第4章 たった1安打の猛攻 その2
主な登場人物(カッコ内は登場人物のエピソードを紹介している部分)
小林龍也・・北江ジャガーズファン。(第1章その1、その2、その7、その8)
滝沢忠・・・北江ジャガーズのエース(第1章その5、その6)
土井勘太郎・北江ジャガーズ監督(第1章その4、その9、その10)
田中香織・・毎朝スポーツ北江ジャガーズ担当記者(第1章その3〜その5、その10)
秋山めぐみ・独占スポーツ北江ジャガーズ担当記者(第1章その3〜その5、その10)
畠山正・・・第7戦の主審(第1章その2)
現在、7回表一死一塁攻撃中、2対1シティーズリード
*お断り*
この小説は2008年に行なわれた日本シリーズ第7戦、埼玉西武ライオンズ対読売ジャイアンツをベースにしています。モデルになっている選手の経歴や試合進行はかなり忠実に再現していますが、選手の性格及び言動、また登場する審判、記者、ファン等は全てフィクションです。その旨ご了承いただきますようお願いします。
続く7番は藤崎。ジャガーズとして最悪でも走者を二塁において滝沢のところで代打を出したい。すでにネクストバッターサークルでは左の代打の切り札的存在の馬場が準備していた。
当然バントのサインも考えられたが、土井に迷いはなかった。右打ちの上手な藤崎であれば、最悪二塁ゴロで走者を進塁させてくれるだろうと信じていた。そして、もうひとつの計算があった。
初球、スライダーを打ちにいってファール。打席からは送りバントの気配はなかった。
「やっぱり土井監督強気ね。でも打たせて併殺になったらどうするんだろう」とめぐみがポツリと言った。
「いや、何か別の計算があるんじゃないの。例えば併殺になったら、三者凡退になったと考えればいいわけだから、そのまま滝沢君を送ればいいし、もし藤崎がでればチャンス拡大だし、ゴロだったら最悪走者が入れ替わって、藤崎が残れば盗塁だってできるし・・」と香織が目をグラウンドに落としたまま言った。
「そうか、でも。送りバントはなしかな?」
「それはそうだけど、だから強気なんじゃないの、あなたが言ったように」
香織のいったことは土井の考えでいうと半分正解だった。併殺だったら滝沢を7回裏のマウンドに送ればいい、内野ゴロで一塁に藤崎が残れば、盗塁をさせても良い。
最悪はフライアウトか三振でそれだけは勘弁して欲しいというのが土井の考えだった。そして香織が考えられなかった半分というのは、土井が一番嫌だったのは、犠打をして二死二塁になって馬場を代打でだしたとき、シティーズが敬遠して9番バスケス勝負にくることだった。
バスケスは前の打席で本塁打を放っているが、土井はあまり期待はしていなかった。穴の多い打者だから投手が警戒してきちんと投げればどちらかといえば安全パイに近い存在だと思っていた。
それは形だけのチャンスで選手を労費するだけの愚作に思えたのだ。それだったら、しぶとい藤崎の打撃に期待するほうがはるかに有効策だと土井は考えていた。

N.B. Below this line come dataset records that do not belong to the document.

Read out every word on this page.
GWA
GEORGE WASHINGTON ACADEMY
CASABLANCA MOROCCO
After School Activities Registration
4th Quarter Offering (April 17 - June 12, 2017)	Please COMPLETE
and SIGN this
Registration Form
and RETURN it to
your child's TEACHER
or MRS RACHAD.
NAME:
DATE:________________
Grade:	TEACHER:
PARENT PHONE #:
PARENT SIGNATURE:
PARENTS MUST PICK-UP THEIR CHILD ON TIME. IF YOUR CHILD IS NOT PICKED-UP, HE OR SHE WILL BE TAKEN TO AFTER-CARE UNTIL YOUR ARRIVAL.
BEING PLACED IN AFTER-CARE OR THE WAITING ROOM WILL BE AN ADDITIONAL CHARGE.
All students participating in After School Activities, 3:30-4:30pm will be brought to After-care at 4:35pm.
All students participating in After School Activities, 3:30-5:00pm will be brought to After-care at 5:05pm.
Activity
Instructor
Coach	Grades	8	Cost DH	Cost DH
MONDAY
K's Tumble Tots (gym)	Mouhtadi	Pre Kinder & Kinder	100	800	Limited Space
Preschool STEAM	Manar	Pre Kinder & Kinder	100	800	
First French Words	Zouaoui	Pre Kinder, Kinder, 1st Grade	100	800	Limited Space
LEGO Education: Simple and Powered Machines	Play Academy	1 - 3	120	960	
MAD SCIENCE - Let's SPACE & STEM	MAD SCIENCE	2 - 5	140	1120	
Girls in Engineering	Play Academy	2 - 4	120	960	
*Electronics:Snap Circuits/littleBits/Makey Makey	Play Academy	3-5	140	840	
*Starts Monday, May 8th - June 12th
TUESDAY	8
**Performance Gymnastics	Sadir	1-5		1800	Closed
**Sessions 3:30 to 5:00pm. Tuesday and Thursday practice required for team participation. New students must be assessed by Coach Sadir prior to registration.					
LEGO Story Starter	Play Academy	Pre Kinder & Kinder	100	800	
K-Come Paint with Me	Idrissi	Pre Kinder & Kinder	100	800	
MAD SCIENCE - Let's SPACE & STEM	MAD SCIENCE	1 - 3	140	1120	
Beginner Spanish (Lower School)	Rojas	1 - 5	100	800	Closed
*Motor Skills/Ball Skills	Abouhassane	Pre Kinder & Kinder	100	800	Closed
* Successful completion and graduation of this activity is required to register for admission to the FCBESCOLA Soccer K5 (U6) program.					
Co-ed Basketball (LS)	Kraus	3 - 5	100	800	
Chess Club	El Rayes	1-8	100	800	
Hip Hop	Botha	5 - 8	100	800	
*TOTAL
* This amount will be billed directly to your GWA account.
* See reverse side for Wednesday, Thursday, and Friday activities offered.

打席の藤崎も土井の考えていることは十分理解していた。もちろん、マウンドの江田も相手が何をしたいのかは分かっている。
一二塁方向へのゴロを打てるか、打たせないか。江田には強い直球がある。内角の直球をどう使うか、藤崎がどう捌くか。その勝負になった。
初球ファールのあと2球目は内角高めへの直球を空振りして2−0と江田が追い込んだ。3球目はやはり内角の胸元に直球を外してカウント2−1、4球目が勝負に思われたが、バッテリーは一転外角の直球を選ぶが江田が力んでしまい大きく外してしまう。
2−3になると走者が動きやすくなるので、なんとしてもバッテリーとしてはこのカウントで勝負したかったのだが、5球目も江田が力んでしまって内角へ直球が外れてしまう。
カウント2−0と追い込みながら、江田が自らに足かせをつけてしまった。結局、4球連続で直球を続けたあげく、最後は6球目にスライダーを投げたものの外角に大きく外れてしまい、シティーズとしては最悪のジャガーズとしては最高の四球となり一死一・二塁と大きくチャンスが広がった。
こうなれば土井も何の迷うことなく代打馬場を球審の畠山に告げた。そして、ダッグアウトに戻るその足で滝沢のところへ向かい右手を差し出した。何もいわず握り返してきた滝沢の手からは、責任を果たしたエースの力強いメッセージを土井は感じていた。